From The Fund Manager
The movements in the market have been staggering for the second half of this week and these spectacular drops have yielded the fund an excellent week! In fact, I will be surprised if we can beat this week any time over the next year, but I am willing to try.
Big drops are fantastic for the fund’s performance, but if we could see some growth in the major pairs over the next month, I would be very happy. My main concern with these recent drops is that it is having an effect on the confidence people are feeling toward the crypto infrastructure itself. We will make money on a rally up, too. So, at this stage, I’d prefer a bull market moving forward. With all of that being said, we would of course trade whatever market we are presented with. We know the market doesn’t care about what we would like or about anyone’s predictions.
I am sure many of you have noticed our greater absence from the social media channels this week. This has been due to the complex work load surrounding our new float on the LATOKEN exchange. We have been in discussion with them about our plans for generating more interest and because our planned methods have only been used in the fiat investment sphere. Together, we are making sure it will be in compliance with crypto regulations in major trading countries. As such, we don’t want to give away our game just yet, but once we have the all clear we will execute and inform the community of our strategy.
We are holding a Countinghouse event in Adelaide on the 30th of this month to celebrate the new exchange (and due to popular demand). If you are interested in attending you may find more details here.
Priorities going forward: Audit, audit, audit! We really want the next move from behind the scenes to be getting this audit policy written, pricing secured (for the audit we want done, not just the cheapest possible audit), non-disclosure agreement (NDA) prepared and then the audit executed. Sounds simple enough, but if my experience tells me anything, there will be unexpected things along the way and we will deal with those as the come up; progress not perfection after all.
We want this audit to show more info than the reports as far as how the funds are split up and stored, and how many wallets hold the buyback tokens, and basic calculations showing how the token values are derived. We may include a non-liquid asset value, but it will obviously not affect the liquid calculations of the tokens. We will also not be doing a company audit to accompany the fund audit, mainly due to the company not being a public listed company and it would increase costs pointlessly.
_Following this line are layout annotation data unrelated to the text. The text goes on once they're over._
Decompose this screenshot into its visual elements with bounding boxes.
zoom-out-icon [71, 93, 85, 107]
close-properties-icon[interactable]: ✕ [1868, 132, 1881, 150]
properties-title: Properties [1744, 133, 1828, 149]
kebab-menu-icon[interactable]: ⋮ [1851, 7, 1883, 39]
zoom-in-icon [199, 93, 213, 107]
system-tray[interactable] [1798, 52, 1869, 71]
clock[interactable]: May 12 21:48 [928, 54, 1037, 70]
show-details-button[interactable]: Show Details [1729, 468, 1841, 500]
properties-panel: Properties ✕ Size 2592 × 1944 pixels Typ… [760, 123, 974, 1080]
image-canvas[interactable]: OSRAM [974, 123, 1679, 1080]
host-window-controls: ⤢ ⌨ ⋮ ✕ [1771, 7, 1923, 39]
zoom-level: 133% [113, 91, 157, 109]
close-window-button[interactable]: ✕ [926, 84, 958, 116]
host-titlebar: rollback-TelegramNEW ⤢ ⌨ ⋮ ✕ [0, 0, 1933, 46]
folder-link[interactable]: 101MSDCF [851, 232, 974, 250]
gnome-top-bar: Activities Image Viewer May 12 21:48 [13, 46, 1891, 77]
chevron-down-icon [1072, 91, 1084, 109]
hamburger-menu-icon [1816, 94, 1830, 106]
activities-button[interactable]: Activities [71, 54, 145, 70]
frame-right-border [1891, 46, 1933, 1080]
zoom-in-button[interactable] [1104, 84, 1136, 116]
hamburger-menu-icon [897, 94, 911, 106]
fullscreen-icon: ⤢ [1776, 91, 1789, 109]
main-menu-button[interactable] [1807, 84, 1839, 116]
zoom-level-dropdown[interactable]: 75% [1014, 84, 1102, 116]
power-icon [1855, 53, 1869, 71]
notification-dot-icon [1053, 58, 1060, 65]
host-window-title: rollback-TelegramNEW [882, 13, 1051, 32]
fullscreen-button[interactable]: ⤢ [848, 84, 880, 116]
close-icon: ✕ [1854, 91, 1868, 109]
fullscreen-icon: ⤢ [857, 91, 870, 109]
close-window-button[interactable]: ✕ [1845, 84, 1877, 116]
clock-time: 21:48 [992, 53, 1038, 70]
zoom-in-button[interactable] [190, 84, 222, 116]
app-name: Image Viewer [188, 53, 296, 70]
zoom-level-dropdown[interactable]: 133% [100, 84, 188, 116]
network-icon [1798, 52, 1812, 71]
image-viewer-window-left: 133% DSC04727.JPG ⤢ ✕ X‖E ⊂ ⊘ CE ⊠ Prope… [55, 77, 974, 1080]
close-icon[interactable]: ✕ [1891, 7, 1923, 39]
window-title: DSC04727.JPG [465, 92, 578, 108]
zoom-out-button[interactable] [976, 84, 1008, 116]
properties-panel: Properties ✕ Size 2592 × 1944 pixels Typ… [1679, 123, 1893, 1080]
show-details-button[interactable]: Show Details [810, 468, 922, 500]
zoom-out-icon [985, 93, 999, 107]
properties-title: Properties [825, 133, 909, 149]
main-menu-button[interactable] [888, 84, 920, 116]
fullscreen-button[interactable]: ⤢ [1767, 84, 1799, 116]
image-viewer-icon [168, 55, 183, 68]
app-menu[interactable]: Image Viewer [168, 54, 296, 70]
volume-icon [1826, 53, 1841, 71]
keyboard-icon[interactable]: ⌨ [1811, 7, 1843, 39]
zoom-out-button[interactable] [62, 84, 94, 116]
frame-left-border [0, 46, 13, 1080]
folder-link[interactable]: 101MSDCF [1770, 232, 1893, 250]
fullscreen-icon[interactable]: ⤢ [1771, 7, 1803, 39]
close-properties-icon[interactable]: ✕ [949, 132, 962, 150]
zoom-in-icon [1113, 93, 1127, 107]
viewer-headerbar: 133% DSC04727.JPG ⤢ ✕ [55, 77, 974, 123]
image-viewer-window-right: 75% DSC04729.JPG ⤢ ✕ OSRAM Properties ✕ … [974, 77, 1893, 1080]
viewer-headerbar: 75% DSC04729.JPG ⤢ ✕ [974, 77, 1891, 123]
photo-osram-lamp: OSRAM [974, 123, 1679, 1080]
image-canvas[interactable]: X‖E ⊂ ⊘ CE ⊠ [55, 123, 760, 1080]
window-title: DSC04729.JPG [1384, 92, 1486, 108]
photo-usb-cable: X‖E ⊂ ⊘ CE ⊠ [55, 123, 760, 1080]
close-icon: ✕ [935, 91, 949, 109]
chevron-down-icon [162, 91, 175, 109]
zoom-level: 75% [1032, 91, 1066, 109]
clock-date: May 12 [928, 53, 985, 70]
More on priorities: We will continue to work on the buyback policy after taking on more feedback, and would like to take into account trading volume on LATOKEN. We have lots of feedback also from the community looking for a market-maker-style consistent liquidity up to a percentage value of the token -- Perhaps using a fixed amount or fraction of profit to be kept in the exchanges for this purpose. These sorts of buyback methods could be employed, but will have an effect on the expected fund performance. What we may look at is doing some calculations and presenting them to the community for feedback. In the hope of setting realistic expectations, I will note that all this will be done after we have got the audit completed.
Please excuse the long letter but there was much to cover. Thank you for taking the time to read the report and have a great weekend. That is all from me for now.
Market Activity Snapshot
Weighted Average: 0.002253987 ETH or USD$0.51 per CHT
Non-Weighted Average: 0.002425000 ETH or USD$0.55 per CHT
Valuation – Jae Jun Method
Fundamental value (sometimes referred to as intrinsic value) is a calculation to determine the actual value of a share, unit or in this case a token when looked at as an investment.
We have chosen the Jae Jun Intrinsic Value Formula. The main reason we like the Jae Jun is because it is one of the most conservative calculations there is.
Now we have kept to how this is traditionally used and that is to base it on a 10 year return, factoring in the yield reducing over time. We have also taken an extra step to be even more conservative on this calculation; Jae Jun reduced the ‘no growth PE ratio’ from 8.5 to 7 but due to the increased volatility in the crypto market we think it is more prudent to reduce this value all the way to 1 (this value operates as a multiplier in the calculation so reducing it to one is very significant in the results the formula we return).